I noticed a peculiarity in Table 2 that the authors did not discuss. When a link is bonded with another slower link (except row 2), the efficiency increases. For example, the fourth row shows a 10% increase in the theoretical combined bandwidth. The effective increase in bandwidth is 21.45/13.58-1 = 58%. Perhaps slower connections are more efficient?

It would have been nice to see some benchmarks on compression pipelining. This isn't applicable to FTP, but it is for emails and web content, which are mostly text. gzip would work well, and it would be interesting to see how the network load would change.

The only apparent problem is that the DOT scheme is similar to that of FTP. The data and control channels are on separate connections, so it suffers from the same jankiness. Namely, it doesn't work well with firewalls. The problem of separate control & data channels is probably well enough understood, though, and the same techniques could surely be used.

#15 posted on Oct 06 2008, 03:10 in collection UW-Madison CS 740: Advanced Computer Networking -- Spring 2012
This paper is motivated by the fact that many existing network applications entangle control and data transmission into one bundle. As a result, any new approach to data transfer needs to be hacked on a per application basis to fit for that particular application.

The essence of the paper is decoupling the data transfer from the control exchange, and providing an service (DOT) to which applications can outsource data transfer.
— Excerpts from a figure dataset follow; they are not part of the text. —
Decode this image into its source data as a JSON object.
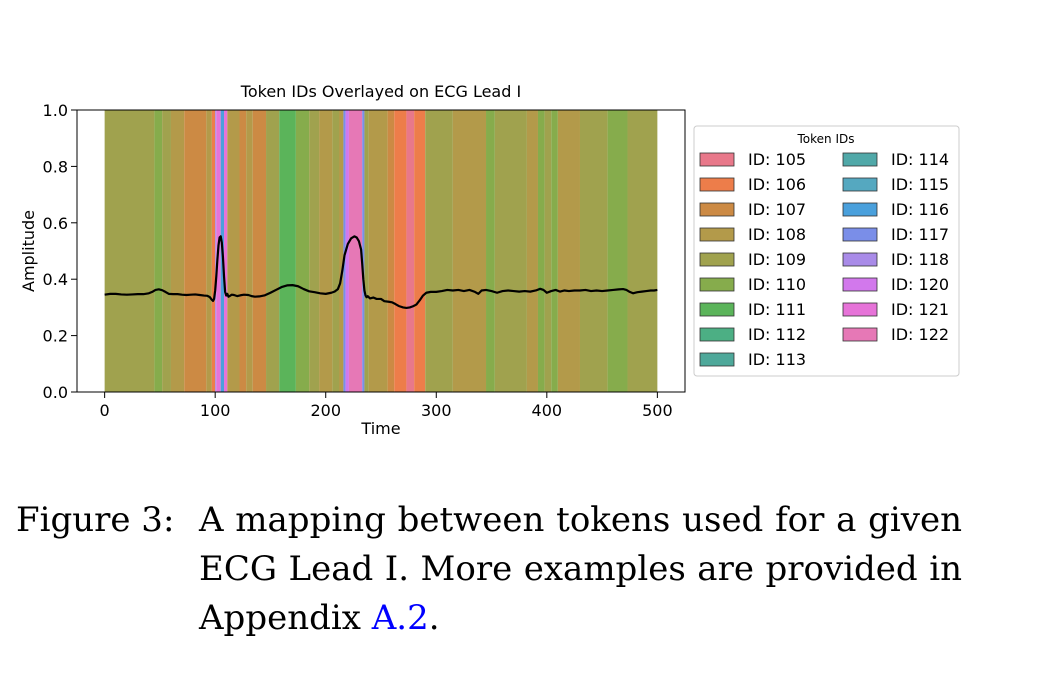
{
  "chart_data": {
    "type": "line",
    "title": "Token IDs Overlayed on ECG Lead I",
    "xlabel": "Time",
    "ylabel": "Amplitude",
    "xlim": [
      -25,
      525
    ],
    "ylim": [
      0.0,
      1.0
    ],
    "xticks": [
      0,
      100,
      200,
      300,
      400,
      500
    ],
    "xtick_labels": [
      "0",
      "100",
      "200",
      "300",
      "400",
      "500"
    ],
    "yticks": [
      0.0,
      0.2,
      0.4,
      0.6,
      0.8,
      1.0
    ],
    "ytick_labels": [
      "0.0",
      "0.2",
      "0.4",
      "0.6",
      "0.8",
      "1.0"
    ],
    "legend": {
      "title": "Token IDs",
      "placement": "right",
      "entries": [
        {
          "id": 105,
          "label": "ID: 105",
          "color": "#e8788a"
        },
        {
          "id": 106,
          "label": "ID: 106",
          "color": "#ed7d4a"
        },
        {
          "id": 107,
          "label": "ID: 107",
          "color": "#cc8a44"
        },
        {
          "id": 108,
          "label": "ID: 108",
          "color": "#b39a4a"
        },
        {
          "id": 109,
          "label": "ID: 109",
          "color": "#a0a24e"
        },
        {
          "id": 110,
          "label": "ID: 110",
          "color": "#86ac4c"
        },
        {
          "id": 111,
          "label": "ID: 111",
          "color": "#5bb45a"
        },
        {
          "id": 112,
          "label": "ID: 112",
          "color": "#4caf84"
        },
        {
          "id": 113,
          "label": "ID: 113",
          "color": "#4ea89a"
        },
        {
          "id": 114,
          "label": "ID: 114",
          "color": "#50a8a8"
        },
        {
          "id": 115,
          "label": "ID: 115",
          "color": "#55a8c0"
        },
        {
          "id": 116,
          "label": "ID: 116",
          "color": "#4aa0dc"
        },
        {
          "id": 117,
          "label": "ID: 117",
          "color": "#7a8ee8"
        },
        {
          "id": 118,
          "label": "ID: 118",
          "color": "#a98be8"
        },
        {
          "id": 120,
          "label": "ID: 120",
          "color": "#d278ec"
        },
        {
          "id": 121,
          "label": "ID: 121",
          "color": "#e673d8"
        },
        {
          "id": 122,
          "label": "ID: 122",
          "color": "#e678b6"
        }
      ]
    },
    "token_segments": [
      {
        "x0": 0,
        "x1": 45,
        "id": 109
      },
      {
        "x0": 45,
        "x1": 52,
        "id": 110
      },
      {
        "x0": 52,
        "x1": 60,
        "id": 109
      },
      {
        "x0": 60,
        "x1": 72,
        "id": 108
      },
      {
        "x0": 72,
        "x1": 92,
        "id": 107
      },
      {
        "x0": 92,
        "x1": 97,
        "id": 108
      },
      {
        "x0": 97,
        "x1": 100,
        "id": 106
      },
      {
        "x0": 100,
        "x1": 101,
        "id": 118
      },
      {
        "x0": 101,
        "x1": 105,
        "id": 121
      },
      {
        "x0": 105,
        "x1": 108,
        "id": 116
      },
      {
        "x0": 108,
        "x1": 111,
        "id": 121
      },
      {
        "x0": 111,
        "x1": 122,
        "id": 108
      },
      {
        "x0": 122,
        "x1": 128,
        "id": 107
      },
      {
        "x0": 128,
        "x1": 134,
        "id": 108
      },
      {
        "x0": 134,
        "x1": 146,
        "id": 107
      },
      {
        "x0": 146,
        "x1": 158,
        "id": 109
      },
      {
        "x0": 158,
        "x1": 173,
        "id": 111
      },
      {
        "x0": 173,
        "x1": 185,
        "id": 110
      },
      {
        "x0": 185,
        "x1": 194,
        "id": 109
      },
      {
        "x0": 194,
        "x1": 206,
        "id": 108
      },
      {
        "x0": 206,
        "x1": 212,
        "id": 109
      },
      {
        "x0": 212,
        "x1": 216,
        "id": 108
      },
      {
        "x0": 216,
        "x1": 218,
        "id": 117
      },
      {
        "x0": 218,
        "x1": 221,
        "id": 120
      },
      {
        "x0": 221,
        "x1": 233,
        "id": 122
      },
      {
        "x0": 233,
        "x1": 235,
        "id": 117
      },
      {
        "x0": 235,
        "x1": 239,
        "id": 109
      },
      {
        "x0": 239,
        "x1": 256,
        "id": 108
      },
      {
        "x0": 256,
        "x1": 262,
        "id": 107
      },
      {
        "x0": 262,
        "x1": 273,
        "id": 106
      },
      {
        "x0": 273,
        "x1": 280,
        "id": 105
      },
      {
        "x0": 280,
        "x1": 290,
        "id": 106
      },
      {
        "x0": 290,
        "x1": 315,
        "id": 109
      },
      {
        "x0": 315,
        "x1": 345,
        "id": 108
      },
      {
        "x0": 345,
        "x1": 353,
        "id": 110
      },
      {
        "x0": 353,
        "x1": 382,
        "id": 109
      },
      {
        "x0": 382,
        "x1": 392,
        "id": 108
      },
      {
        "x0": 392,
        "x1": 398,
        "id": 110
      },
      {
        "x0": 398,
        "x1": 404,
        "id": 109
      },
      {
        "x0": 404,
        "x1": 410,
        "id": 110
      },
      {
        "x0": 410,
        "x1": 430,
        "id": 108
      },
      {
        "x0": 430,
        "x1": 455,
        "id": 109
      },
      {
        "x0": 455,
        "x1": 473,
        "id": 110
      },
      {
        "x0": 473,
        "x1": 500,
        "id": 109
      }
    ],
    "series": [
      {
        "color": "#000000",
        "points": [
          [
            0,
            0.345
          ],
          [
            5,
            0.348
          ],
          [
            10,
            0.348
          ],
          [
            15,
            0.346
          ],
          [
            20,
            0.345
          ],
          [
            25,
            0.346
          ],
          [
            30,
            0.347
          ],
          [
            35,
            0.347
          ],
          [
            40,
            0.35
          ],
          [
            43,
            0.355
          ],
          [
            46,
            0.362
          ],
          [
            49,
            0.364
          ],
          [
            52,
            0.361
          ],
          [
            55,
            0.355
          ],
          [
            58,
            0.348
          ],
          [
            62,
            0.347
          ],
          [
            66,
            0.347
          ],
          [
            70,
            0.345
          ],
          [
            74,
            0.344
          ],
          [
            78,
            0.345
          ],
          [
            82,
            0.346
          ],
          [
            86,
            0.344
          ],
          [
            90,
            0.342
          ],
          [
            93,
            0.341
          ],
          [
            95,
            0.337
          ],
          [
            97,
            0.327
          ],
          [
            98,
            0.323
          ],
          [
            99,
            0.33
          ],
          [
            100,
            0.36
          ],
          [
            101,
            0.41
          ],
          [
            102,
            0.47
          ],
          [
            103,
            0.52
          ],
          [
            104,
            0.548
          ],
          [
            105,
            0.552
          ],
          [
            106,
            0.53
          ],
          [
            107,
            0.48
          ],
          [
            108,
            0.41
          ],
          [
            109,
            0.355
          ],
          [
            110,
            0.342
          ],
          [
            111,
            0.348
          ],
          [
            112,
            0.338
          ],
          [
            113,
            0.34
          ],
          [
            115,
            0.345
          ],
          [
            117,
            0.344
          ],
          [
            120,
            0.34
          ],
          [
            123,
            0.343
          ],
          [
            126,
            0.345
          ],
          [
            130,
            0.344
          ],
          [
            133,
            0.34
          ],
          [
            136,
            0.338
          ],
          [
            140,
            0.339
          ],
          [
            145,
            0.343
          ],
          [
            150,
            0.352
          ],
          [
            155,
            0.362
          ],
          [
            160,
            0.372
          ],
          [
            165,
            0.378
          ],
          [
            170,
            0.379
          ],
          [
            175,
            0.375
          ],
          [
            180,
            0.365
          ],
          [
            185,
            0.357
          ],
          [
            190,
            0.354
          ],
          [
            195,
            0.35
          ],
          [
            200,
            0.348
          ],
          [
            205,
            0.352
          ],
          [
            208,
            0.356
          ],
          [
            211,
            0.365
          ],
          [
            213,
            0.385
          ],
          [
            215,
            0.43
          ],
          [
            217,
            0.485
          ],
          [
            220,
            0.525
          ],
          [
            223,
            0.545
          ],
          [
            226,
            0.552
          ],
          [
            228,
            0.548
          ],
          [
            230,
            0.535
          ],
          [
            232,
            0.505
          ],
          [
            233,
            0.455
          ],
          [
            234,
            0.4
          ],
          [
            235,
            0.36
          ],
          [
            236,
            0.342
          ],
          [
            237,
            0.336
          ],
          [
            238,
            0.34
          ],
          [
            240,
            0.332
          ],
          [
            243,
            0.335
          ],
          [
            246,
            0.33
          ],
          [
            250,
            0.33
          ],
          [
            253,
            0.322
          ],
          [
            257,
            0.32
          ],
          [
            260,
            0.318
          ],
          [
            263,
            0.312
          ],
          [
            266,
            0.305
          ],
          [
            270,
            0.3
          ],
          [
            273,
            0.298
          ],
          [
            276,
            0.3
          ],
          [
            279,
            0.304
          ],
          [
            282,
            0.31
          ],
          [
            285,
            0.325
          ],
          [
            288,
            0.342
          ],
          [
            291,
            0.352
          ],
          [
            295,
            0.355
          ],
          [
            300,
            0.355
          ],
          [
            305,
            0.358
          ],
          [
            310,
            0.362
          ],
          [
            315,
            0.36
          ],
          [
            320,
            0.362
          ],
          [
            325,
            0.358
          ],
          [
            330,
            0.362
          ],
          [
            335,
            0.355
          ],
          [
            338,
            0.348
          ],
          [
            341,
            0.36
          ],
          [
            345,
            0.362
          ],
          [
            350,
            0.358
          ],
          [
            355,
            0.352
          ],
          [
            360,
            0.358
          ],
          [
            365,
            0.36
          ],
          [
            370,
            0.358
          ],
          [
            375,
            0.356
          ],
          [
            380,
            0.358
          ],
          [
            385,
            0.356
          ],
          [
            390,
            0.36
          ],
          [
            394,
            0.366
          ],
          [
            397,
            0.362
          ],
          [
            400,
            0.352
          ],
          [
            404,
            0.358
          ],
          [
            408,
            0.362
          ],
          [
            412,
            0.356
          ],
          [
            416,
            0.36
          ],
          [
            420,
            0.358
          ],
          [
            425,
            0.36
          ],
          [
            430,
            0.36
          ],
          [
            435,
            0.362
          ],
          [
            440,
            0.358
          ],
          [
            445,
            0.36
          ],
          [
            450,
            0.358
          ],
          [
            455,
            0.36
          ],
          [
            460,
            0.362
          ],
          [
            465,
            0.364
          ],
          [
            469,
            0.365
          ],
          [
            472,
            0.362
          ],
          [
            475,
            0.355
          ],
          [
            478,
            0.35
          ],
          [
            482,
            0.354
          ],
          [
            486,
            0.356
          ],
          [
            490,
            0.358
          ],
          [
            494,
            0.36
          ],
          [
            497,
            0.36
          ],
          [
            500,
            0.362
          ]
        ]
      }
    ]
  },
  "caption": {
    "label": "Figure 3:",
    "text": "A mapping between tokens used for a given ECG Lead I. More examples are provided in Appendix ",
    "link": "A.2",
    "end": "."
  }
}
Having this common service which transfers data on behalf of diverse application has many advantages as the paper mentions. One no longer needs to reimplement each novel data trasfer mechanism for every existing applications; a new plugin can be introduced for DOT which implements the new algorithm once and for all. Also, things like finding and fetching data from mirror sources, compression etc becomes feasible without modification to the application itself.

On a side note, the authors have done a neat job of arresting the interest of the reader by dangling the possibility of stuff like delivering email over bittorrent in front of them. And DOT does in fact make that seem reasonably feasible.
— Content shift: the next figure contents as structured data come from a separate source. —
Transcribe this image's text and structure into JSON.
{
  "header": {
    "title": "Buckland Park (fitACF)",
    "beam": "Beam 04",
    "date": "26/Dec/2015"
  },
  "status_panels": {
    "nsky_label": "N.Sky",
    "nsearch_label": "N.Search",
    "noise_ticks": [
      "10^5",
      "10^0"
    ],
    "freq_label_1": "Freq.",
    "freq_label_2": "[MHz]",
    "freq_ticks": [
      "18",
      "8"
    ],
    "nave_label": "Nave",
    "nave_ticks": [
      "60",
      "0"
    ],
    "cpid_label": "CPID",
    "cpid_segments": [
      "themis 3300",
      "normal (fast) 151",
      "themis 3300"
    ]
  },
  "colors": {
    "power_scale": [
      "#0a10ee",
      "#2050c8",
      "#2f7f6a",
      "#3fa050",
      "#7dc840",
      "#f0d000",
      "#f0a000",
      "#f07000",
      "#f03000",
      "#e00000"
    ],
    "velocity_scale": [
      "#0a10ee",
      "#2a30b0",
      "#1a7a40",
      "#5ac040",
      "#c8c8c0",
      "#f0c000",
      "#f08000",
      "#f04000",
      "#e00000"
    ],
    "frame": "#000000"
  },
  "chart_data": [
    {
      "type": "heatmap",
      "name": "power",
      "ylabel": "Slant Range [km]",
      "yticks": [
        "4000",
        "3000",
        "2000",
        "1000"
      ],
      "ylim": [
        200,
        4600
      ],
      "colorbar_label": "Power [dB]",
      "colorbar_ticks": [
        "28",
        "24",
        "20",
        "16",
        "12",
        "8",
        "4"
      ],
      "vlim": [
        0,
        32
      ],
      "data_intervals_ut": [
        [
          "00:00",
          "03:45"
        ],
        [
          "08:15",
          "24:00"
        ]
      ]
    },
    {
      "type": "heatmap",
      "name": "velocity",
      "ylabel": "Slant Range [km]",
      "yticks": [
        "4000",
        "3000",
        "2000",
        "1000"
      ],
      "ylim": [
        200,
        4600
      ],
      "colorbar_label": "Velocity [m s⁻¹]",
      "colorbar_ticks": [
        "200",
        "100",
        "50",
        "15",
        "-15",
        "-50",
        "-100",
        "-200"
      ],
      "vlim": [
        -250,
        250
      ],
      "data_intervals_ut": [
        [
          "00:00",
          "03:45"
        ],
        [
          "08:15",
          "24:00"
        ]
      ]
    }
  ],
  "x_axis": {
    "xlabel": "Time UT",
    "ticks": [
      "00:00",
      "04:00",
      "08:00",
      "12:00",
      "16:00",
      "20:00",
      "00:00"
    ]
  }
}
However, there are some issues which I feel will be road blocks to widespread deployment of DOT.

1. Given the receiver pull model of DOT, and separate connections for control and data; there needs to be two way connectivity in many instances (though not all) for DOT to work. The paper does not propose any mechanism to circumvent NAT and stuff like that which can come in the way.

2. Although there is mention of fetching the object from a mirror rather than the original sender, I see no mention of how DOT proposes to identify mirrors.

3. DOT cannot operate with things like voice data etc. From the paper, DOT does not seem to have any mechanism in place to support quality/level of service etc.

4. The possibility of receiver obtaining the object from a mirror rather than the actual sender introduces another problem. How long does the sender cache the data? The solution proposed by the paper seem to be memory intensive, and given that DOT is designed for bulk data transfer, this would flag a serious scalability concern.

5. The paper uses a hash of the data primarily as the object identifier. However, there's no mention of how hash-conflicts are addressed.

Albeit all those questions, I have to say that the paper proposes a neat and novel concept. It boils down to a data transfer service that can be provided maybe at the OS level, which user processes can use for bulk data transfer over the network while being blissfully ignorant of how the tranfer is actually carried out. And this separation allows for a large extent of global optimizations.